Roaming Mantis malware

The widespread DNS hijacking Roaming Mantis malware of routers that recently found the targeting of Android devices has been updated to target iOS devices and desktop users.

Nicknamed Mantis Roaming, malware was originally found hijacked by Internet routers last month to distribute Android banking malware designed to steal user login credentials and a secret code for two-factor authentication.

According to security researchers at Kaspersky Labs, the criminal group behind the Roaming Mantis malware has expanded its targets by adding phishing attacks to iOS devices and a cryptocurrency extraction script for PC users.

Moreover, while the initial attacks were aimed at Southeast Asian users, including South Korea, China, and Japan, the new campaign now supports 27 languages to expand its activities to people in Europe and the Middle East. -orient.

How Roaming Mantis malware works

Similar to the previous version, the new Roaming Mantis malware is distributed via DNS hijacking, where hackers change the DNS settings of wireless routers to redirect traffic to malicious sites controlled by them.

Therefore, whenever users try to access a website through a compromised router, they are redirected to malicious websites that offer:

fake applications infected by banking malware to Android users, phishing sites for iOS users,
Sites with cryptographic extraction scripts for desktop users
“Once the [Android] user is redirected to the malicious site, you are prompted to update the browser [app], resulting in a download of a malicious application called chrome.apk (there is another version, called Facebook. apk), the researchers say.

To avoid detection, fake websites generate new packages in real time with unique malicious Apk files to download and set the file name as eight random numbers.

Once installed, hackers can control infected Android devices using 19 built-in backdoor commands, including -sendSms, set wifi, gcont, lock, onRecordAction, call, get_apps, ping, and more.

Also Read: Top 10 Business Lessons From BILL MICHELON

If victims have an iOS device, the malware redirects users to a phishing site that mimics the Apple website, claiming to be “” and asks them to enter their user ID, password, number of paper, card expiration date and CVV number.

In addition to stealing sensitive information from Android and iOS devices, the researchers found that Roaming Mantis malware is injecting a browser-based cryptocurrency browser from CoinHive on each landing page if visited with Monero.

Bearing in mind these new capabilities and the rapid growth of the campaign, the researchers believe that “those who support it have a strong financial motivation and are probably well funded”.

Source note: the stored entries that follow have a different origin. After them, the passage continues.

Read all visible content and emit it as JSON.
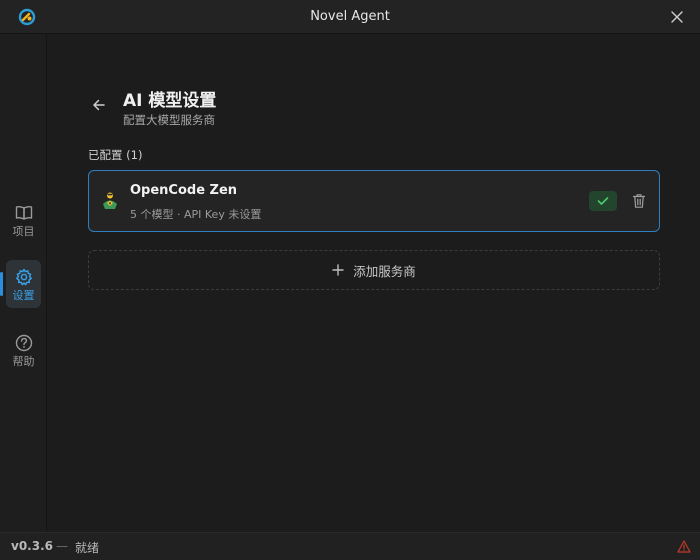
{
  "window": {
    "title": "Novel Agent"
  },
  "sidebar": {
    "items": [
      {
        "label": "项目",
        "icon": "book-icon"
      },
      {
        "label": "设置",
        "icon": "gear-icon"
      },
      {
        "label": "帮助",
        "icon": "help-circle-icon"
      }
    ]
  },
  "page": {
    "title": "AI 模型设置",
    "subtitle": "配置大模型服务商"
  },
  "providers": {
    "section_label": "已配置 (1)",
    "items": [
      {
        "name": "OpenCode Zen",
        "meta": "5 个模型 · API Key 未设置"
      }
    ],
    "add_label": "添加服务商"
  },
  "status": {
    "version": "v0.3.6",
    "separator": "—",
    "text": "就绪"
  },
  "colors": {
    "accent": "#2f7fc0",
    "active_nav": "#3aa0e8",
    "success": "#4ccb6a",
    "warning": "#c0392b"
  }
}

Here’s how to protect yourself from the wandering Roaming Mantis malware
To protect against this malware, we recommend that you verify that the router is running the latest firmware and that it is protected by a secure password.

Because the hacking campaign uses attack-controlled DNS servers to fake legitimate domains and redirect users to malicious download files, it’s a good idea to make sure that the sites you visit are HTTPS-compliant.

It is also necessary to disable the remote administration functionality of the router and the hardware code of a reliable DNS server in the network settings of the operating system.

Users of Android devices are still encouraged to install apps from official stores and disable app installs from unknown sources on their smartphones by going to Settings → Security → Unknown sources.

To check if your Wi-Fi router is already compromised, check your DNS settings and check the DNS server address. If it does not match the one published by your provider, replace it with the coupon. Also, change all the passwords in your account immediately.


Please enter your comment!
Please enter your name here

This site uses Akismet to reduce spam. Learn how your comment data is processed.